After months of accusations, tension-stricken meetings and legal threats, Mayor Rick Baker has decided to honor the city's contracts with union employees, reversing his decision to withhold $2.3 million in raises.
City Council members and mayoral candidates running for election and angling for endorsements from the city's unions had denounced the wage freezes in recent months, putting an unusual amount of pressure on an administration whose budget decisions often go unquestioned.
Union officials played a significant role in the political drama, meeting individually with council members and candidates in recent weeks to get their voices heard.
"We really worked the political side of it," said Will Newton, president of the city's firefighters union.
Baker's latest budget proposal calls for the city to use a projected spike in utility tax revenue to help grant the city's 2,085 union workers their promised 2.5 percent wage increases.
Baker also set aside $300,000 toward 2.5 percent salary bonuses for nonunion workers earning $50,000 or less.
Baker, however, did stick to one budget promise: He refused to dip into the city's $286 million reserve, built up over the past decade as property tax revenue climbed.
Some council members and candidates suggested City Hall tap into the savings to cover a $12 million property tax loss.
Instead, Baker found additional dollars in his $207 million budget through several small cutbacks, including $70,000 earmarked for police overtime.
Council member Jim Kennedy, who recently introduced a City Council resolution requesting that Baker honor the union contracts and give pay raises to nonunion employees, said he was pleased with Baker's new budget.
"It's a little cut here, a little cut there, but it didn't necessarily have a lot more pain to it," said Kennedy, who is up for election in November.
Baker said the council's resolution prompted him to redraw his budget.
Faced with an $18 million deficit, Baker initially proposed balancing the budget by trimming the payroll.
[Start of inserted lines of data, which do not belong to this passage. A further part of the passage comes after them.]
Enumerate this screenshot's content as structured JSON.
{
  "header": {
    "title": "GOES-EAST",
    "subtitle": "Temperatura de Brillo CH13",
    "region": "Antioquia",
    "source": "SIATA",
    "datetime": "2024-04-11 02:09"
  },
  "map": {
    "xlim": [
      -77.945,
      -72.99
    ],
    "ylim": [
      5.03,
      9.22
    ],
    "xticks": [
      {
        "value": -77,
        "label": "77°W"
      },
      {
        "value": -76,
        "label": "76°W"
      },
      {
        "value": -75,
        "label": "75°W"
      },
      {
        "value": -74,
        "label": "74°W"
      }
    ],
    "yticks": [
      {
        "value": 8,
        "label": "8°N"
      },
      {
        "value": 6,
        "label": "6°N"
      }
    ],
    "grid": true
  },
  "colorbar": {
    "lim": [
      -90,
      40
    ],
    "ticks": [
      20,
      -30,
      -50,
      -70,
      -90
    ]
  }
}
He eliminated 148 positions, most vacant. Management, professional and supervisory employees earning more than $50,000 were given 2.5 percent pay cuts.
Baker also announced a citywide wage freeze, a proposal that was denounced by union officials who claimed the mayor was using the tough economy as an excuse to ignore financial obligations. Union officials threatened to sue for breach of contract.
Baker said he would rather eliminate more jobs than touch the reserves, which should be saved for years of greater economic woe or potential catastrophes like hurricanes.
"Frankly, it's the fiscally prudent thing to do," Baker said.
Union officials met with Baker and his staff six times in August, including a brief meeting Friday morning, to reach a compromise.
Ultimately, a recent notice from Progress Energy is what saved the day. The company advised City Hall it stood to earn an additional $3 million in annual utility taxes in 2010 because of the company's expected rate hike.
Florida regulators are still considering the request to increase rates starting in January.
Under the new budget proposal, Baker plans to use nearly $2 million in utility tax revenue to balance his budget. Roughly 450 nonunion employees also will receive one-time bonuses.
"What it shows is that if you are willing to sit down and offer solutions back and forth on both sides, that you will be able to find solutions," said Alphonso Mayfield, president of the Florida Service Employees International Union.